"Still photography is no passive record; it is an active site of meaning-making and cinematic memory, revealing Parajanov's mise-en-scène in fragmentary brilliance."
- Mariam Shergelashvili, art historian, 2025

Exploring the Archaeology of Being pairs two underground-floor presentations that expose, in different registers, the porous border between document and artwork.

 

The first gallery screens and anatomises Sergo Parajanov & Dodo Abashidze’s Legend of Surami Fortress (1984), a folk epic in which an entire citadel must be built around a sacrificial body. Shown alongside is a rare suite of on-set photographs preserved in a private collection. Far from standard set stills, these anonymous images isolate gestures, props and tableaux, mapping what Shergelashvili calls “Parajanov’s ritualistic directing style and the construction of cinematic myth.” They ask us to read each frame less as reportage than as a self-contained visual poem, echoing Ryan Gilbey’s judgment that the film is “one of Parajanov’s most powerful visual works.”

 

Across the corridor Fotoatelier presents two series by Tbilisi photographer Giorgi ShengeliaAccidental Portraits and Untitled Sheets. Shooting on both analogue and digital formats, Shengelia courts blur, double exposure and chemical drift. Faces merge with animal outlines; landscapes seem to inhale and exhale. “Accident,” he writes, is not flaw but a “philosophical category—an expression of time’s deformation and the unstable nature of memory.” Utensils, gestures and glances function like archaeological shards, clues to lives already eroding.

 

Together the two displays turn the basement into a stratified dig site.

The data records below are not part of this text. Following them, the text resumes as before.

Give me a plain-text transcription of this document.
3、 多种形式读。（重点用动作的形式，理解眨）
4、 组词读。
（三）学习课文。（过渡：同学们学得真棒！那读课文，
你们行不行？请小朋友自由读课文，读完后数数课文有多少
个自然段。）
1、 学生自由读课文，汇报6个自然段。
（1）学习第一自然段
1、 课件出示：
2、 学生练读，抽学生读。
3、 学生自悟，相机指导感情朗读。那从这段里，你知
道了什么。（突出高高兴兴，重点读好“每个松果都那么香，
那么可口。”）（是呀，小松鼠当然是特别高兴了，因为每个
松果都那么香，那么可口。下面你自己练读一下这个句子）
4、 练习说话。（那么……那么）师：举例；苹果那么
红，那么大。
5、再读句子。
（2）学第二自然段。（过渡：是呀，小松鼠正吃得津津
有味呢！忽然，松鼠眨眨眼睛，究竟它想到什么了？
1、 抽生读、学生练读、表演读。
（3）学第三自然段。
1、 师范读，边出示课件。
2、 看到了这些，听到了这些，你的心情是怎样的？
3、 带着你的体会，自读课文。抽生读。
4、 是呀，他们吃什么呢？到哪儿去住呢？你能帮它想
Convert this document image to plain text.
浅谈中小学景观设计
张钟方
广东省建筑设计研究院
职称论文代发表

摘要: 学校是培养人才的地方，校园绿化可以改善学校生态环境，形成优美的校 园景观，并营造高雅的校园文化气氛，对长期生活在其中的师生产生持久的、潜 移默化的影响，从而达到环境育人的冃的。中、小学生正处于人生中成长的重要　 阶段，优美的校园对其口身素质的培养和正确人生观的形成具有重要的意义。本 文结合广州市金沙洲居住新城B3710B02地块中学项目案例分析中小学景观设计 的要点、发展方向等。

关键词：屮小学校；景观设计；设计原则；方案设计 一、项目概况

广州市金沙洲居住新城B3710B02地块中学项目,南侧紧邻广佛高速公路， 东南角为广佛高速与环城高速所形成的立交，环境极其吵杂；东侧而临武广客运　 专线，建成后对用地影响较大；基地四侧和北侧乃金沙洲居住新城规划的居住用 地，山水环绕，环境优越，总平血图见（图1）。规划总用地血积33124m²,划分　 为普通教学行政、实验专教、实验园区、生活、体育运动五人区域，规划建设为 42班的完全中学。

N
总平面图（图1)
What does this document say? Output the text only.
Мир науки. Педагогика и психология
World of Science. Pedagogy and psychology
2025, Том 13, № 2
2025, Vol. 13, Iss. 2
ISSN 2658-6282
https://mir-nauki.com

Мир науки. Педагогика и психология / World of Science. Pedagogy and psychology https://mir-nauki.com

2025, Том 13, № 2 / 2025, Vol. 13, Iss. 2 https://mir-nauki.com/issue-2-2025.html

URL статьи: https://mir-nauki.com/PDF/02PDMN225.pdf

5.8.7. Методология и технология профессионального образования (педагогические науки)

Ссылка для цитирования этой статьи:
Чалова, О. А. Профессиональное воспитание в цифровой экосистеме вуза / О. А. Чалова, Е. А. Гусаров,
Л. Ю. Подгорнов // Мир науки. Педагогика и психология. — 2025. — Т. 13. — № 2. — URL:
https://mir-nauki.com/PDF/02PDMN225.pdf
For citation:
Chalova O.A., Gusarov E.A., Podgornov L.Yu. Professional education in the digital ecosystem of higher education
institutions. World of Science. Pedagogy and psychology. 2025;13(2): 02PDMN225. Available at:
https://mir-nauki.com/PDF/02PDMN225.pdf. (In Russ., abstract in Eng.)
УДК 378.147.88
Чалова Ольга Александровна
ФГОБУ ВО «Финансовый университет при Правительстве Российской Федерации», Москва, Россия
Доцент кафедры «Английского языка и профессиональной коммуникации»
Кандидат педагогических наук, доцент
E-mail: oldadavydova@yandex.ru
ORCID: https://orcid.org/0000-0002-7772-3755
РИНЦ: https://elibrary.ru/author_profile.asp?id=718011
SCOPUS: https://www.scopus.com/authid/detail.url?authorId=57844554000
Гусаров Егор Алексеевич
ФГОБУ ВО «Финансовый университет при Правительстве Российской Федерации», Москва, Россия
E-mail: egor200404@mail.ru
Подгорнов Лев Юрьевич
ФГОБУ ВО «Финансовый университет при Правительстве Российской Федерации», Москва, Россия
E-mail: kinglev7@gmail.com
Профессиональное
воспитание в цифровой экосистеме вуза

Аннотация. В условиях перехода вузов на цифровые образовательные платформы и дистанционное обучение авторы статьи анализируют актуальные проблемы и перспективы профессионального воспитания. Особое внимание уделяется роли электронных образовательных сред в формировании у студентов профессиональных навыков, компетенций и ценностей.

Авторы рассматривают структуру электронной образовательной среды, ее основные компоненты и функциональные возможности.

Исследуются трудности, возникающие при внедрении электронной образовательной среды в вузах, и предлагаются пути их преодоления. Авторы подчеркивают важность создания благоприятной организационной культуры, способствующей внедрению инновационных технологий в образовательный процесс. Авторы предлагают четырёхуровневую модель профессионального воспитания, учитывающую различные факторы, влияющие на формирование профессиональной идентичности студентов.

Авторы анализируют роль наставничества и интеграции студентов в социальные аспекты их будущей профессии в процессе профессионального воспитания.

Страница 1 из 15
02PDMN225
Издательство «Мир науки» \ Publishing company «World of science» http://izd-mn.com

Parajanov’s legendary fortress collapses and rebuilds inside each photograph; Shengelia’s silver-halide veils store breath and doubt in equal measure. Both bodies of work replace narrative certainty with visual sediment, insisting that history is apprehended through fragments, echoes and after-images. By staging these dialogues Art Foundation Anagi extends its mandate to recuperate Georgian cultural memory—whether exiled on European festival screens or latent in a photographer’s contact sheets—and to present it as living matter for contemporary reflection.